Sales of the newer machines were strong, and Commodore then introduced the models to Europe. However, there was already a machine called PET for sale in Europe from the huge Dutch Philips company, and the name had to be changed. The result was the CBM 3000 series ('CBM' standing for Commodore Business Machines), which included the 3008, 3016 and 3032 models. Like the 2001-N-8, the 3008 was quickly dropped.
The final version of what could be thought of as the "classic" PET was the PET 4000 series. This was essentially the later model 2000 series, but with a larger black-and-green monitor and a newer version of Commodore's BASIC programming language. By this point Commodore had noticed that many customers were buying the "low memory" versions of the machines and installing their own RAM chips to save money.
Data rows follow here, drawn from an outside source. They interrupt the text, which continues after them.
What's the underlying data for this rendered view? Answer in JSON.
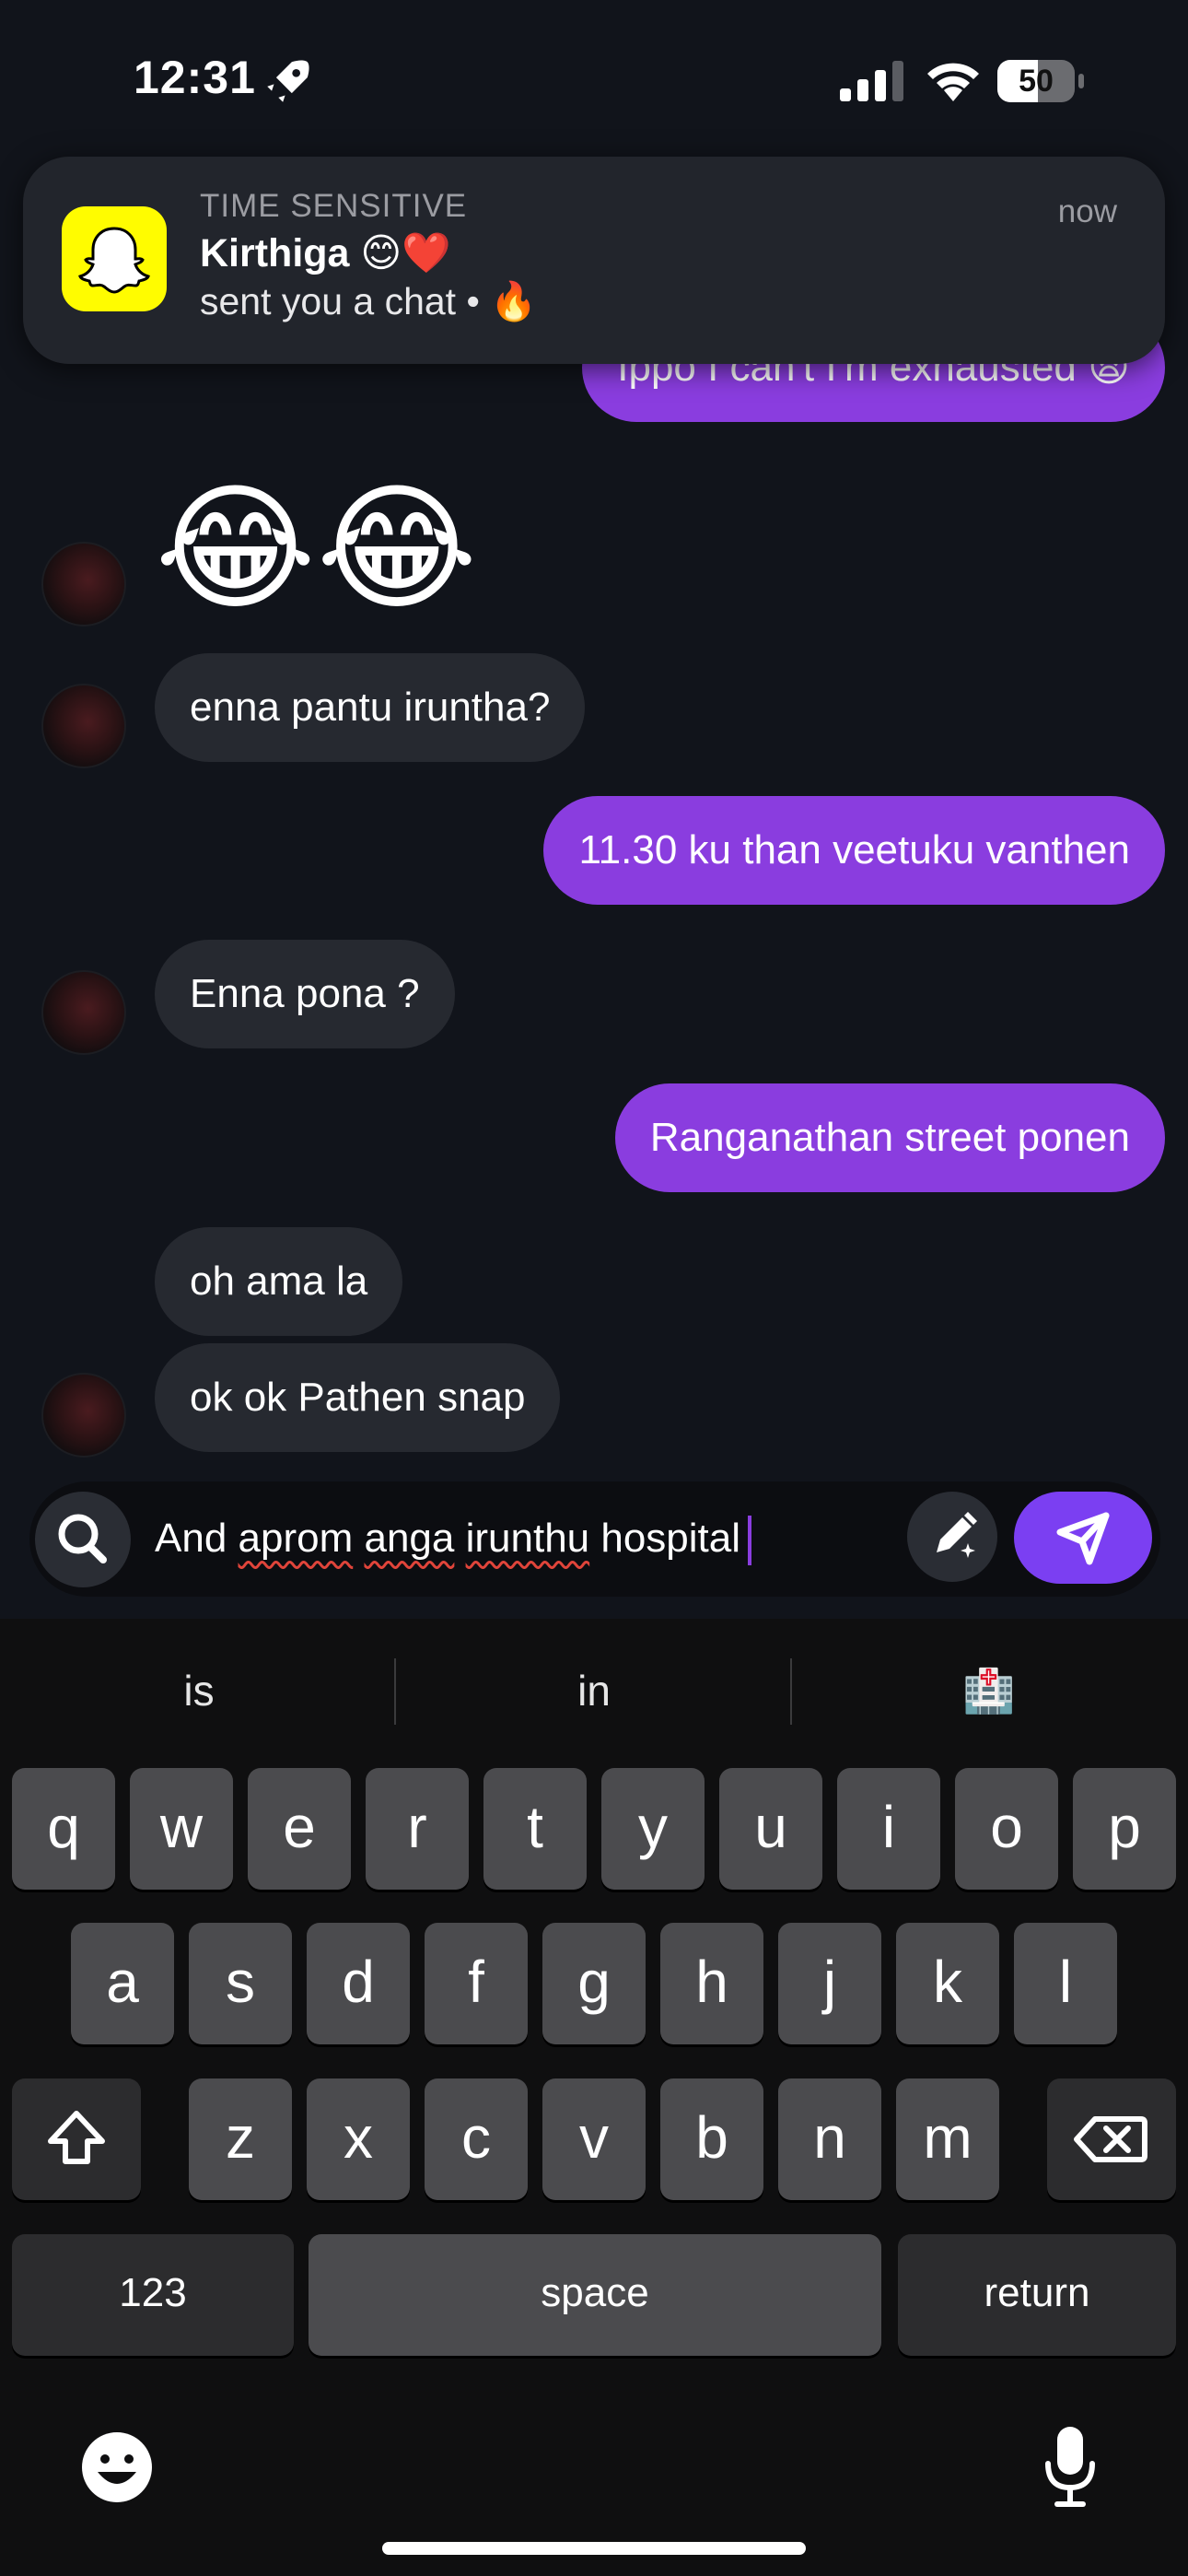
{
  "status_bar": {
    "time": "12:31",
    "battery": "50"
  },
  "notification": {
    "kicker": "TIME SENSITIVE",
    "title": "Kirthiga 😊❤️",
    "body": "sent you a chat • 🔥",
    "time": "now"
  },
  "messages": [
    {
      "direction": "out",
      "text": "Ippo I can't I'm exhausted 😩"
    },
    {
      "direction": "in",
      "text": "😂😂"
    },
    {
      "direction": "in",
      "text": "enna pantu iruntha?"
    },
    {
      "direction": "out",
      "text": "11.30 ku than veetuku vanthen"
    },
    {
      "direction": "in",
      "text": "Enna pona ?"
    },
    {
      "direction": "out",
      "text": "Ranganathan street ponen"
    },
    {
      "direction": "in",
      "text": "oh ama la"
    },
    {
      "direction": "in",
      "text": "ok ok Pathen snap"
    }
  ],
  "composer": {
    "w1": "And ",
    "w2": "aprom",
    "w3": " ",
    "w4": "anga",
    "w5": " ",
    "w6": "irunthu",
    "w7": " hospital"
  },
  "suggestions": [
    "is",
    "in",
    "🏥"
  ],
  "keyboard": {
    "row1": [
      "q",
      "w",
      "e",
      "r",
      "t",
      "y",
      "u",
      "i",
      "o",
      "p"
    ],
    "row2": [
      "a",
      "s",
      "d",
      "f",
      "g",
      "h",
      "j",
      "k",
      "l"
    ],
    "row3": [
      "z",
      "x",
      "c",
      "v",
      "b",
      "n",
      "m"
    ],
    "numbers": "123",
    "space": "space",
    "return": "return"
  },
  "colors": {
    "outgoing_bubble": "#8a3ddf",
    "incoming_bubble": "#262930",
    "snapchat_yellow": "#fffc00",
    "send_button": "#7b3ff2"
  }
}
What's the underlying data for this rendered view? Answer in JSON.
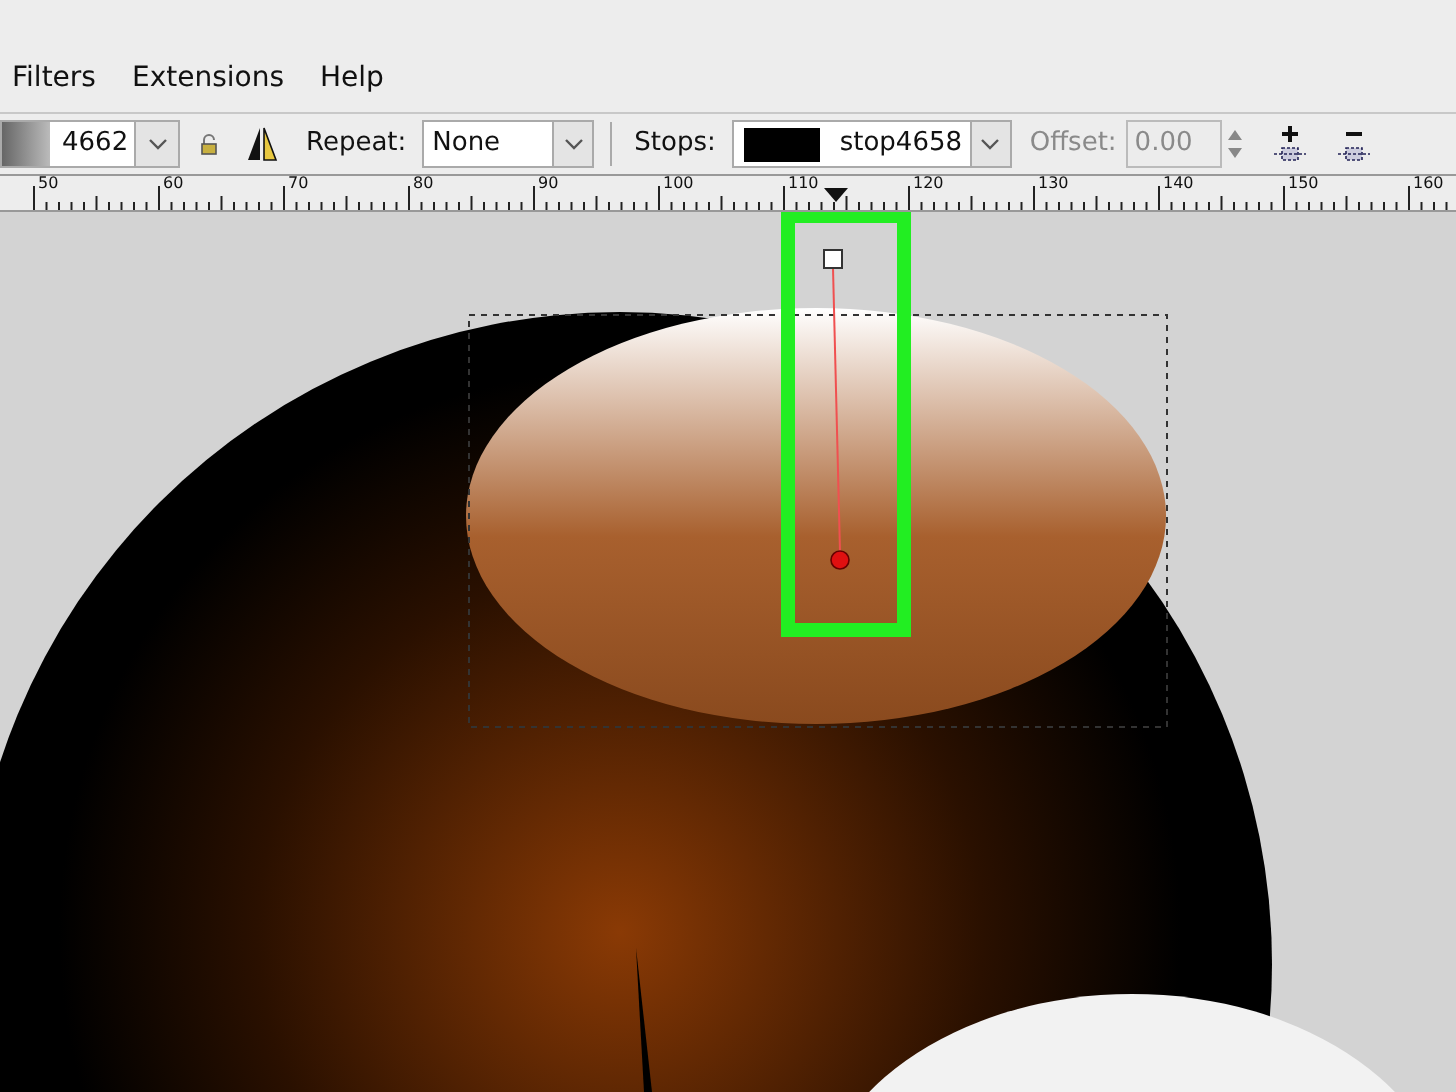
{
  "menu": [
    {
      "label": "Filters"
    },
    {
      "label": "Extensions"
    },
    {
      "label": "Help"
    }
  ],
  "toolbar": {
    "gradient": {
      "value": "4662"
    },
    "repeat": {
      "label": "Repeat:",
      "value": "None"
    },
    "stops": {
      "label": "Stops:",
      "value": "stop4658",
      "color": "#000000"
    },
    "offset": {
      "label": "Offset:",
      "value": "0.00",
      "disabled": true
    }
  },
  "ruler": {
    "labels": [
      "50",
      "60",
      "70",
      "80",
      "90",
      "100",
      "110",
      "120",
      "130",
      "140",
      "150",
      "160"
    ]
  }
}
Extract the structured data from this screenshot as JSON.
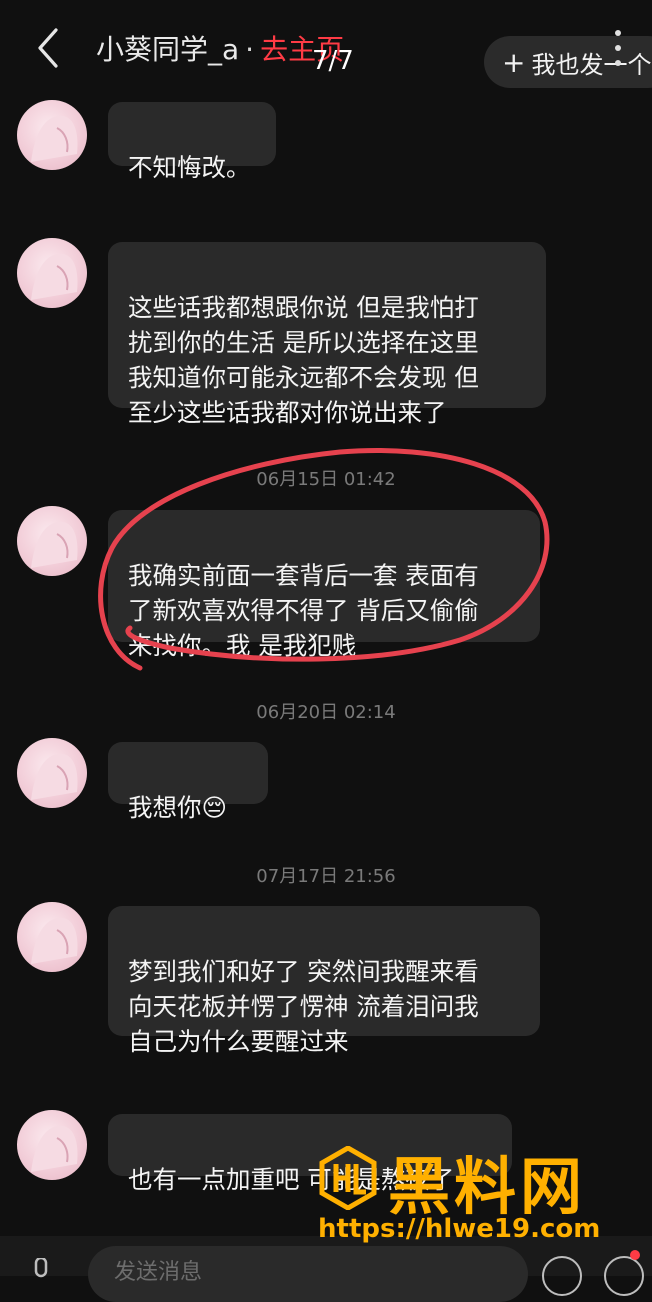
{
  "header": {
    "title": "小葵同学_a",
    "separator": "·",
    "profile_link": "去主页",
    "counter": "7/7",
    "post_button_plus": "+",
    "post_button_label": "我也发一个"
  },
  "messages": [
    {
      "text": "不知悔改。"
    },
    {
      "text": "这些话我都想跟你说 但是我怕打\n扰到你的生活 是所以选择在这里\n我知道你可能永远都不会发现 但\n至少这些话我都对你说出来了"
    },
    {
      "time": "06月15日 01:42",
      "text": "我确实前面一套背后一套 表面有\n了新欢喜欢得不得了 背后又偷偷\n来找你。我 是我犯贱"
    },
    {
      "time": "06月20日 02:14",
      "text": "我想你",
      "emoji": "😔"
    },
    {
      "time": "07月17日 21:56",
      "text": "梦到我们和好了 突然间我醒来看\n向天花板并愣了愣神 流着泪问我\n自己为什么要醒过来"
    },
    {
      "text": "也有一点加重吧 可能是熬夜了"
    }
  ],
  "annotation_color": "#e6424e",
  "watermark": {
    "title": "黑料网",
    "url": "https://hlwe19.com",
    "color": "#ffb000"
  },
  "input": {
    "placeholder": "发送消息"
  },
  "icons": [
    "back-icon",
    "more-icon",
    "mic-icon",
    "emoji-icon",
    "add-icon"
  ]
}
The 4008 and 4016 had the sockets punched out of the motherboard to prevent this practice. The 4032 was a huge success in schools, where its tough all-metal construction and all-in-one design made it better able to stand up to the rigors of classroom use. Just as important in this role was the PET's otherwise underutilized IEEE 488 port. Used wisely, the port could be used as a simple local area network and allowed printers and disk drives (which were then very expensive) to be shared among all of the machines in the classroom.